Finding one is easy enough—just check out your local pharmacy or discount store. Finding where to put it on your person might be more of a challenge, because it should be someplace that stays with you all or most of the day. Clip it on a pocket maybe?
My daughter, who works in a public health position, gave me a pedometer in the fall. I didn’t wear it every day—and slacked off when the winter hit and I found myself under the weather. But the steps were adding up, just not consistently.
Working in downtown New Milford, I know several loops, or routes, to keep walking interesting. The first one, in fact, is the parking lot behind the railroad station. It’s a long oval, not a straightaway as traffic racing through might make it first seem. And, to keep things from being boring, my daughter said, there’s always walking backward or a sideways “grapevine” stride! That I did try, much to the amusement of a local police officer in a parked car in the lot I hadn’t noticed until he waved!
Geri Rodda, RN, the town’s community health nurse, pointed out that the participants in the nine-week program will be getting some “fun facts.” All numbers, of course.

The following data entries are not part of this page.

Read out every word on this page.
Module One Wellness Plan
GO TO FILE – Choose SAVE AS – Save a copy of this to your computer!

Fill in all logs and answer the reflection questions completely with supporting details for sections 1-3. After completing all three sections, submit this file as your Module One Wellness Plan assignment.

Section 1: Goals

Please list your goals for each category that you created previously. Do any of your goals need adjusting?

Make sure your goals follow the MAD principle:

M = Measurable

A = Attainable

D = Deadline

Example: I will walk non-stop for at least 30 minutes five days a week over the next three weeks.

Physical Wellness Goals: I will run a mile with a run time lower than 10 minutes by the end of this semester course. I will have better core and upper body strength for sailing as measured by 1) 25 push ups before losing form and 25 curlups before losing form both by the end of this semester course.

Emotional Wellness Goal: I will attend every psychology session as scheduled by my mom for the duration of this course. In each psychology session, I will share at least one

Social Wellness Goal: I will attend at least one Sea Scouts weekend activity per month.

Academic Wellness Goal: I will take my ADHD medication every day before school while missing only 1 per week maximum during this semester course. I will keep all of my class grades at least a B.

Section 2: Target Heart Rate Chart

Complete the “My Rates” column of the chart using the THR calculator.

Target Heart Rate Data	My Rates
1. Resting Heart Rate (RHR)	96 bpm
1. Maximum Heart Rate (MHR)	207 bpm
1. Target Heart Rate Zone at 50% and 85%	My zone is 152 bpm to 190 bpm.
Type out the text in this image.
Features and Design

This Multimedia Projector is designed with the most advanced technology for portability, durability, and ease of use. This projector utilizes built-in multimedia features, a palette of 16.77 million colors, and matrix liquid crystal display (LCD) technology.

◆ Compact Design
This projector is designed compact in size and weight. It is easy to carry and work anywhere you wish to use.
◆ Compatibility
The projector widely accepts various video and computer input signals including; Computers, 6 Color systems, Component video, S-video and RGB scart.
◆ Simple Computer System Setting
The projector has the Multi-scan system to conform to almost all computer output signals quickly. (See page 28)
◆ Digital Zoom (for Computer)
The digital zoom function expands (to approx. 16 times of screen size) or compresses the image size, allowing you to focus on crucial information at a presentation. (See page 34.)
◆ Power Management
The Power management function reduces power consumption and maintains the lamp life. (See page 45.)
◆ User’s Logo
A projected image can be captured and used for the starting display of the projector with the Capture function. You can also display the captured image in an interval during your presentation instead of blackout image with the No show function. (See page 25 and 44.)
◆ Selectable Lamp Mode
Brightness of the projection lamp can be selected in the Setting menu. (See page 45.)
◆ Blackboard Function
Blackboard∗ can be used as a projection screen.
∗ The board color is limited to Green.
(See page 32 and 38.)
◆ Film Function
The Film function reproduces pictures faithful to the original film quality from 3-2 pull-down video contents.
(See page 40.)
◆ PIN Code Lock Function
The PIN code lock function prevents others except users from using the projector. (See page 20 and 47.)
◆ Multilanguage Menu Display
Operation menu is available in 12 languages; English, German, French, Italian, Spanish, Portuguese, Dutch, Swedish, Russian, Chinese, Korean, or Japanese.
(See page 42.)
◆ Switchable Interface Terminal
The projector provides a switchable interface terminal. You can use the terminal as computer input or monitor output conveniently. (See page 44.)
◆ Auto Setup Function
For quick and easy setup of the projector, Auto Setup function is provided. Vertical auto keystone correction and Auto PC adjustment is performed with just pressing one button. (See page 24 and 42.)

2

The smaller ones might seem more encouraging: the fact that the length of Bank Street, where I work, is about 60 steps; the Green, from Bank of America to Tivoli Restaurant is about 100; from the front entrance of the town hall to the Health Department, about 60 steps.
As your own numbers add up, know that if you’ve walked 2,000 to 2,500 steps you’ve probably gone a mile. And if you’ve walked the 1,860 steps from the ground level of the Empire State Building to the 102nd floor you’ve almost walked that far. It was also pointed out that you can achieve approximately the same number by walking the length of Harrybrooke Park.
The program takes a gradual approach, encouraging participants to increase their steps by 500 to 1,000 as the weeks go by. But not the first week. That’s the week you should aim to find out about yourself, your habits, and think how to make walking a more deliberate part of your life. According to the program, participants should walk for 10 minutes five days a week, with a two-minute warm up before and after setting out.
Now that’s something to build on, isn’t it?